Configuring Google Authentication
=================================
This document explains how to configure Zuul in order to enable authentication
with Google.
Prerequisites
-------------
* The Zuul instance must be able to query Google's OAUTH API servers. This
simply generally means that the Zuul instance must be able to send and
receive HTTPS data to and from the Internet.
* You must set up a project in `Google's developers console `_.
Setting up credentials with Google
----------------------------------
In the developers console, choose your project and click `APIs & Services`.
Choose `Credentials` in the menu on the left, then click `Create Credentials`.
Choose `Create OAuth client ID`. You might need to configure a consent screen first.
Create OAuth client ID
......................
Choose `Web application` as Application Type.
In `Authorized JavaScript Origins`, add the base URL of Zuul's Web UI. For example,
if you are running a yarn development server on your computer, it would be
`http://localhost:3000` .
In `Authorized redirect URIs`, write down the base URL of Zuul's Web UI followed
by "/t//auth_callback", for each tenant on which you want to enable
authentication. For example, if you are running a yarn development server on
your computer and want to set up authentication for tenant "local",
write `http://localhost:3000/t/local/auth_callback` .

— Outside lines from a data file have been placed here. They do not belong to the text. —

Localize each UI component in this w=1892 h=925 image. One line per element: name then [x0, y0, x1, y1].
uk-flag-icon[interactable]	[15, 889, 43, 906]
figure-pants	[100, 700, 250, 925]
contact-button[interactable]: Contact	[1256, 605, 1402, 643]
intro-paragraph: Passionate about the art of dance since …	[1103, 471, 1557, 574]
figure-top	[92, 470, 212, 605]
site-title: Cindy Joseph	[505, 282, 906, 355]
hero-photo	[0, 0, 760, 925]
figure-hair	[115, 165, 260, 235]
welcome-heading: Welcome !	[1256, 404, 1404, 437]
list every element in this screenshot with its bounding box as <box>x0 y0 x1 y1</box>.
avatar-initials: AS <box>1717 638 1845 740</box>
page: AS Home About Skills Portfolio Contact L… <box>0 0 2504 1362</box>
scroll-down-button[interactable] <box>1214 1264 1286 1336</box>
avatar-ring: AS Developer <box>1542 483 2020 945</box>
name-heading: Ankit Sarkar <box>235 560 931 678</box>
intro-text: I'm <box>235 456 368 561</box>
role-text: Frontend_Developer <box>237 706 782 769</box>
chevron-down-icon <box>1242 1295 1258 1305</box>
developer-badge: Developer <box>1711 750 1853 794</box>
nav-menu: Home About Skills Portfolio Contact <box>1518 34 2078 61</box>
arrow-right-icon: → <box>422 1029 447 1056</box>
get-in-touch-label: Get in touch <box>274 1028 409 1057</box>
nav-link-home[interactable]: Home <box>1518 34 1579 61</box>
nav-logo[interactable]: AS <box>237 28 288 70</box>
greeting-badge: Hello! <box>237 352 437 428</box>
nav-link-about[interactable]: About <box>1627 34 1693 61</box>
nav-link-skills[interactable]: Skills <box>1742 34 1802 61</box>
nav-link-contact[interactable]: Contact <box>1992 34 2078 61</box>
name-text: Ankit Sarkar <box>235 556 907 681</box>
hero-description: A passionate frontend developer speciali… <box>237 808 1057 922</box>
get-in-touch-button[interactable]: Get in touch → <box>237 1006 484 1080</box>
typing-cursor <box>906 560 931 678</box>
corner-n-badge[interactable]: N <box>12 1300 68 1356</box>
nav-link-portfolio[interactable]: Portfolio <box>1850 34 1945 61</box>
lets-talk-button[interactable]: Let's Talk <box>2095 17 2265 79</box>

Click Save. Google will generate a Client ID and a Client secret for your new
credentials; we will only need the Client ID for the rest of this How-To.
Configure Zuul
..............
Edit the ``/etc/zuul/zuul.conf`` to add the google authenticator:
.. code-block:: ini
[auth google_auth]
default=true
driver=OpenIDConnect
realm=my_realm
issuer_id=https://accounts.google.com
client_id=
Restart Zuul services (scheduler, web).
Head to your tenant's status page. If all went well, you should see a "Sign in"
button in the upper right corner of the page. Congratulations!
Further Reading
---------------
This How-To is based on `Google's documentation on their implementation of OpenID Connect `_.